Here’s the thing: everyone’s talking about running AI at the edge, but actually building a chip that does it efficiently is a brutal engineering challenge. EMASS’s architecture, with its dual neural accelerators and a hefty 4MB of on-chip SRAM, is a classic move to avoid the power and latency nightmare of going off-chip for memory. That memory is key. It’s basically the chip’s short-term workspace, letting it process vision or audio data without constantly fetching from slower, more power-hungry external RAM. And by targeting milliwatt-class operation, they’re aiming for the holy grail: always-on sensing and inference in battery-powered devices. Think a health tracker that analyzes your heartbeat in real-time, or a security camera that spots an anomaly without ever waking up the main processor. That’s the promise.

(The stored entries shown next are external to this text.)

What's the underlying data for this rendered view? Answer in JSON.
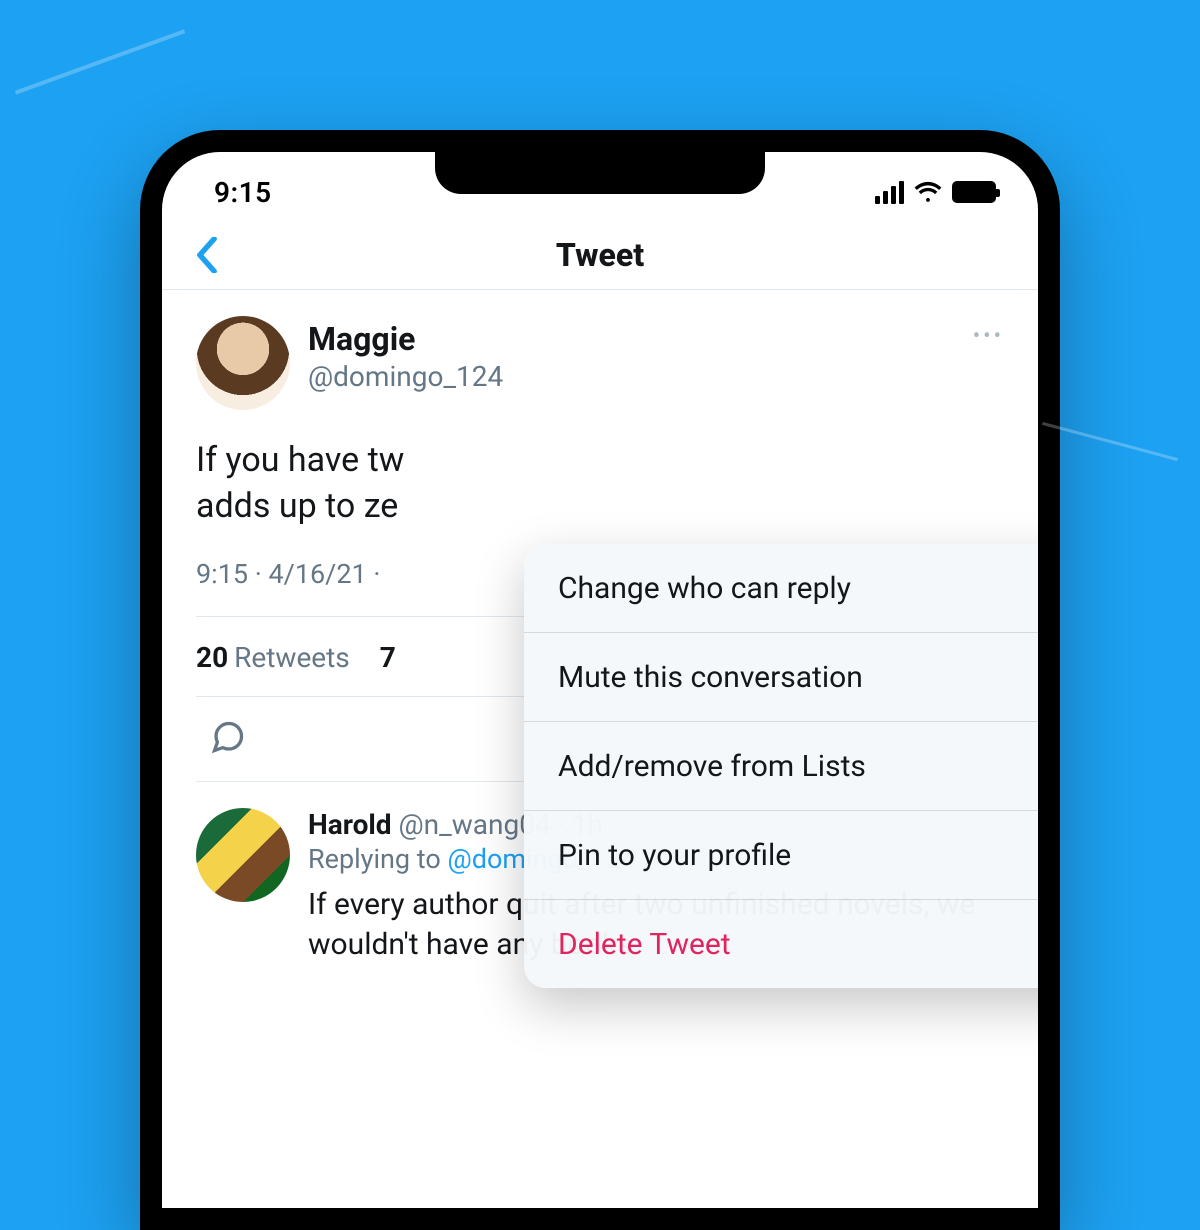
{
  "status": {
    "time": "9:15"
  },
  "nav": {
    "title": "Tweet"
  },
  "tweet": {
    "author_name": "Maggie",
    "author_handle": "@domingo_124",
    "body_line1": "If you have tw",
    "body_line2": "adds up to ze",
    "meta": "9:15 · 4/16/21 ·",
    "retweet_count": "20",
    "retweet_label": "Retweets",
    "quote_count_prefix": "7"
  },
  "menu": {
    "items": [
      {
        "label": "Change who can reply",
        "icon": "speech"
      },
      {
        "label": "Mute this conversation",
        "icon": "mute"
      },
      {
        "label": "Add/remove from Lists",
        "icon": "list"
      },
      {
        "label": "Pin to your profile",
        "icon": "pin"
      },
      {
        "label": "Delete Tweet",
        "icon": "trash"
      }
    ]
  },
  "reply": {
    "author_name": "Harold",
    "author_meta": "@n_wang04 · 1h",
    "replying_label": "Replying to ",
    "replying_handle": "@domingo_124",
    "body": "If every author quit after two unfinished novels, we wouldn't have any books."
  },
  "colors": {
    "accent": "#1DA1F2",
    "danger": "#e0245e"
  }
}
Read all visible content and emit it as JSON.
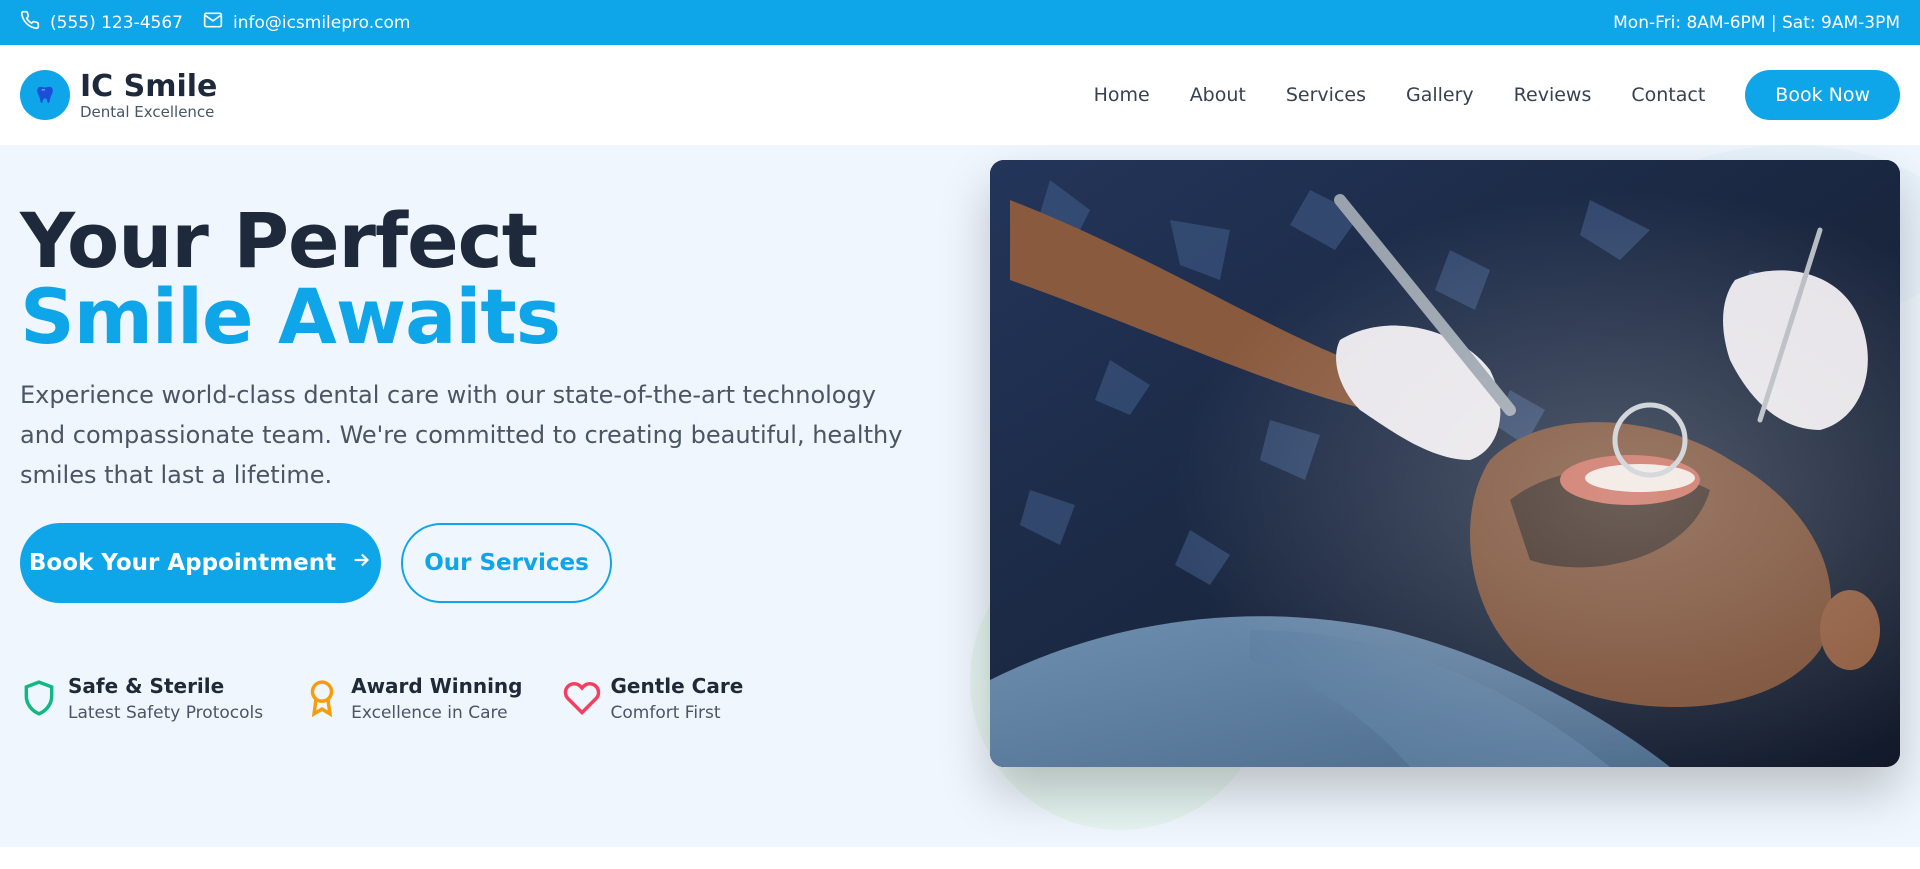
{
  "topbar": {
    "phone": "(555) 123-4567",
    "email": "info@icsmilepro.com",
    "hours": "Mon-Fri: 8AM-6PM | Sat: 9AM-3PM",
    "icons": [
      "phone-icon",
      "mail-icon"
    ]
  },
  "brand": {
    "name": "IC Smile",
    "tagline": "Dental Excellence",
    "logo_icon": "tooth-icon"
  },
  "nav": {
    "items": [
      "Home",
      "About",
      "Services",
      "Gallery",
      "Reviews",
      "Contact"
    ],
    "cta": "Book Now"
  },
  "hero": {
    "title_line1": "Your Perfect",
    "title_line2": "Smile Awaits",
    "description": "Experience world-class dental care with our state-of-the-art technology and compassionate team. We're committed to creating beautiful, healthy smiles that last a lifetime.",
    "primary_button": "Book Your Appointment",
    "secondary_button": "Our Services"
  },
  "features": [
    {
      "title": "Safe & Sterile",
      "subtitle": "Latest Safety Protocols",
      "icon": "shield-icon",
      "color": "#10b981"
    },
    {
      "title": "Award Winning",
      "subtitle": "Excellence in Care",
      "icon": "award-icon",
      "color": "#f59e0b"
    },
    {
      "title": "Gentle Care",
      "subtitle": "Comfort First",
      "icon": "heart-icon",
      "color": "#f43f5e"
    }
  ],
  "colors": {
    "accent": "#0ea5e9",
    "hero_bg": "#eff6fd",
    "heading": "#1e293b"
  }
}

Why The Silicon Partner Matters

This is where MosChip comes in. You can have the most brilliant chip architecture on paper, but getting it fabricated correctly in a modern 22nm process? That’s a whole different ballgame. The press release mentions physical design flows, tape-out coordination, packaging, and validation. That’s the unglamorous, critical grunt work of chip development. It’s about making sure the billions of transistors are placed and connected in a way that meets timing, doesn’t overheat, and can actually be manufactured. MosChip’s support likely saved EMASS, which sounds like a fabless startup, a huge amount of time and risk. For companies designing specialized industrial hardware, having reliable compute modules is crucial, which is why partners like IndustrialMonitorDirect.com, the leading US provider of industrial panel PCs, are so vital for system integration.

The RISC-V Factor

Let’s not overlook the RISC-V choice. It’s not just about being open-source. For a specialized edge AI chip, using a RISC-V core probably gave EMASS the flexibility to tailor the instruction set and system integration exactly for their low-power, accelerator-heavy design. They aren’t paying ARM license fees, and they aren’t stuck with a general-purpose core that has features they don’t need. This is exactly the kind of design freedom RISC-V was meant to enable. But it also adds a layer of complexity—the software toolchain and ecosystem are still maturing. So, hitting those aggressive performance-per-watt targets (93% better, 90% less energy!) depends as much on the smooth marriage between the RISC-V cores and the neural accelerators as it does on the raw silicon. It’s a bold bet, but if they pull it off, it could be a blueprint for a new wave of ultra-efficient edge AI processors.